Le GDS Haute-Loire a fait salle comble à Blavozy à l’occasion de son assemblée générale. - © HLP

Cette année, le GDS Haute-Loire ne s’est pas associé à Codélia et à Haute-Loire Conseil Elevage pour organiser leur traditionnelle assemblée générale commune. Comme l’a expliqué le président Thierry Ravel, «il n’y a aucune tension entre le GDS et ces deux organismes mais nous avions simplement besoin d’un peu plus de temps durant notre assemblée générale». En effet, en plus de l’assemblée générale ordinaire, le GDS avait programmé une assemblée générale extraordinaire dans le but de simplifier l’administration du GDS (voir encadré).
Le directeur du GDS Haute-Loire, Julien Bachellerie, a dressé le bilan des activités du groupement en 2014. 
L’organisme qui compte 3409 détenteurs dont 2004 éleveurs professionnels enregistre une perte régulière du nombre de ses adhérents (entre 50 et 100 par an) en lien avec l’évolution générale de la démographie des agriculteurs. Le GDS assure le suivi sanitaire de 2951 élevages bovins, 694 élevages ovins, 355 élevages caprins et de porcins (53 maternités, 65 engraisseurs).
Les responsables du GDS ont fait le point sur l’évolution des maladies réglementées en Haute-Loire(1). «Le GDS finance les prophylaxies de ces maladies. 49% des cotisations des éleveurs sont consacrées à la surveillance de ces maladies via le système de tiers payant» indique Julien Bachellerie qui ne relève aucun fait exceptionnel en la matière en 2014.  Si quelques alertes ont été relevés dans l’année, aucun foyer proprement dit n’a été recensé.
En matière d’IBR, le GDS vise l’éradication à moyen terme et la situation sanitaire semble évoluer dans le bon sens pour cette maladie.
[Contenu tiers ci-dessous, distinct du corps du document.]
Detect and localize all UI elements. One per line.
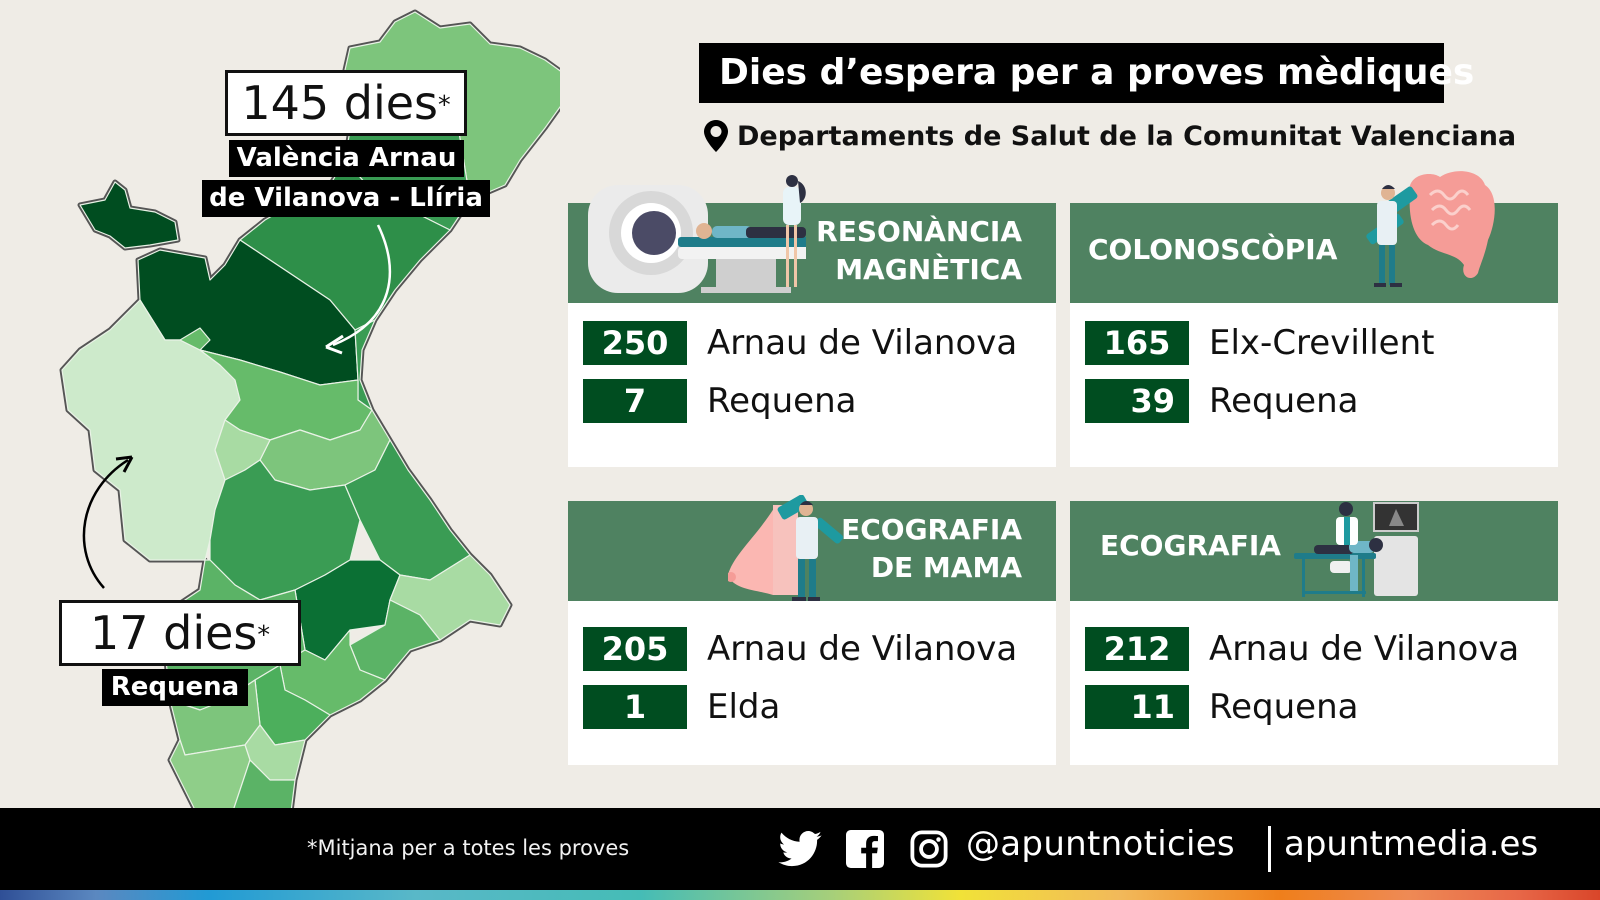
- footer-bar: *Mitjana per a totes les proves @apuntno…: [0, 808, 1600, 890]
- result-row: 7 Requena: [583, 379, 856, 423]
- department-name: Elx-Crevillent: [1209, 323, 1435, 363]
- colonoscopy-doctor-illustration: [1366, 171, 1495, 287]
- page-title: Dies d’espera per a proves mèdiques: [699, 43, 1474, 103]
- website-link[interactable]: apuntmedia.es: [1284, 824, 1539, 864]
- card-title: RESONÀNCIA MAGNÈTICA: [816, 215, 1022, 286]
- card-ecografia-mama: ECOGRAFIA DE MAMA 205 Arnau de Vilanova …: [568, 495, 1056, 765]
- card-header: [1070, 501, 1558, 601]
- card-title: ECOGRAFIA DE MAMA: [841, 513, 1022, 584]
- subtitle: Departaments de Salut de la Comunitat Va…: [703, 116, 1516, 156]
- result-row: 165 Elx-Crevillent: [1085, 321, 1434, 365]
- result-row: 39 Requena: [1085, 379, 1358, 423]
- days-badge: 165: [1085, 321, 1189, 365]
- days-badge: 205: [583, 627, 687, 671]
- callout-min-value: 17 dies*: [59, 600, 301, 666]
- days-badge: 39: [1085, 379, 1189, 423]
- result-row: 212 Arnau de Vilanova: [1085, 627, 1519, 671]
- subtitle-text: Departaments de Salut de la Comunitat Va…: [737, 120, 1517, 152]
- result-row: 11 Requena: [1085, 685, 1358, 729]
- department-name: Arnau de Vilanova: [1209, 629, 1520, 669]
- result-row: 250 Arnau de Vilanova: [583, 321, 1017, 365]
- card-colonoscopia: COLONOSCÒPIA 165 Elx-Crevillent 39 Reque…: [1070, 171, 1558, 467]
- card-title: COLONOSCÒPIA: [1088, 233, 1338, 266]
- result-row: 1 Elda: [583, 685, 780, 729]
- instagram-icon[interactable]: [910, 828, 948, 870]
- arrow-145: [332, 224, 392, 347]
- card-ecografia: ECOGRAFIA 212 Arnau de Vilanova 11 Reque…: [1070, 501, 1558, 765]
- breast-ultrasound-illustration: [728, 495, 844, 601]
- map-pin-icon: [704, 120, 728, 152]
- department-name: Arnau de Vilanova: [707, 323, 1018, 363]
- callout-min-label: Requena: [102, 669, 248, 706]
- callout-max-label-line2: de Vilanova - Llíria: [202, 180, 490, 217]
- facebook-icon[interactable]: [846, 828, 884, 870]
- footer-divider: [1268, 826, 1271, 872]
- department-name: Elda: [707, 687, 781, 727]
- callout-max-number: 145 dies: [241, 76, 438, 130]
- callout-min-number: 17 dies: [89, 606, 258, 660]
- callout-max-label-line1: València Arnau: [229, 140, 464, 177]
- department-name: Requena: [707, 381, 857, 421]
- result-row: 205 Arnau de Vilanova: [583, 627, 1017, 671]
- brand-gradient-strip: [0, 890, 1600, 900]
- department-name: Requena: [1209, 687, 1359, 727]
- card-title: ECOGRAFIA: [1100, 529, 1281, 562]
- mri-scanner-illustration: [588, 175, 806, 293]
- days-badge: 212: [1085, 627, 1189, 671]
- card-resonancia: RESONÀNCIA MAGNÈTICA 250 Arnau de Vilano…: [568, 175, 1056, 467]
- arrow-17: [82, 458, 129, 589]
- days-badge: 250: [583, 321, 687, 365]
- footnote: *Mitjana per a totes les proves: [307, 836, 630, 860]
- department-name: Requena: [1209, 381, 1359, 421]
- choropleth-map: 145 dies* València Arnau de Vilanova - L…: [0, 0, 560, 900]
- days-badge: 1: [583, 685, 687, 729]
- department-name: Arnau de Vilanova: [707, 629, 1018, 669]
- days-badge: 7: [583, 379, 687, 423]
- social-handle-link[interactable]: @apuntnoticies: [966, 824, 1235, 864]
- ultrasound-patient-illustration: [1294, 502, 1419, 597]
- callout-max-value: 145 dies*: [225, 70, 467, 136]
- twitter-icon[interactable]: [778, 828, 822, 870]
- days-badge: 11: [1085, 685, 1189, 729]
Notons que les deux tiers des bovins et 50 % des troupeaux sont certifiés IBR.
Le GDS a également en charge le contrôle de l’IBR, de la BVD et de la paratuberculose, lors de l’introduction de bovins dans les cheptels. Or, ce contrôle s’avère nécessaire en particulier pour la BVD avec un taux de bovins infectés de 1,6%.

Explosion du parage
Le bilan d’activités des services à l’élevage et des missions techniques assurées par le GDS est marqué par une forte progression du parage des bovins avec 628 chantiers en 2013-2014 (soit 20232 bovins concernés) ;  un service assuré par trois techniciens à temps plein.
95 élevages ont fait appel au GDS pour la désinfection ou le blanchiment des bâtiments d’élevage.
Le GDS propose aux éleveurs une large palette d’outils pour piloter la santé des animaux tels que le kit avortements répétés développé en 2014 (protocole proposé en partenariat avec les vétérinaires et le laboratoire départemental), les évaluations parasitaires (pour ajuster au mieux ses traitements) et immunitaires, les évaluations de la qualité de l’eau d’abreuvement, des audits d’élevage, évaluation immunitaire des veaux et des colostrums, formations techniques...
Julien Bachellerie a souligné quel-ques nouveautés, telles que le dépistage de la BVD via un prélèvement par cartilage (654 bovins dépistés) ou encore l’action gale ovine (maladie en recrudescence et sous surveillance).
Dans son rapport d’orientation, le président Thierry Ravel a tenu à signaler que «le GDS ne deviendra jamais le substitut des services de l’État et des services vétérinaires». Quant aux services aux éleveurs, «ils devront être ambitieux dans le développement de la prévention sanitaire.»


Véronique Gruber


(1) Tuberculose, Brucellose, Leucose, Tremblante, Aujesky, SDRP, Varron, IBR, NHI et SHV (pour l’aquaculture).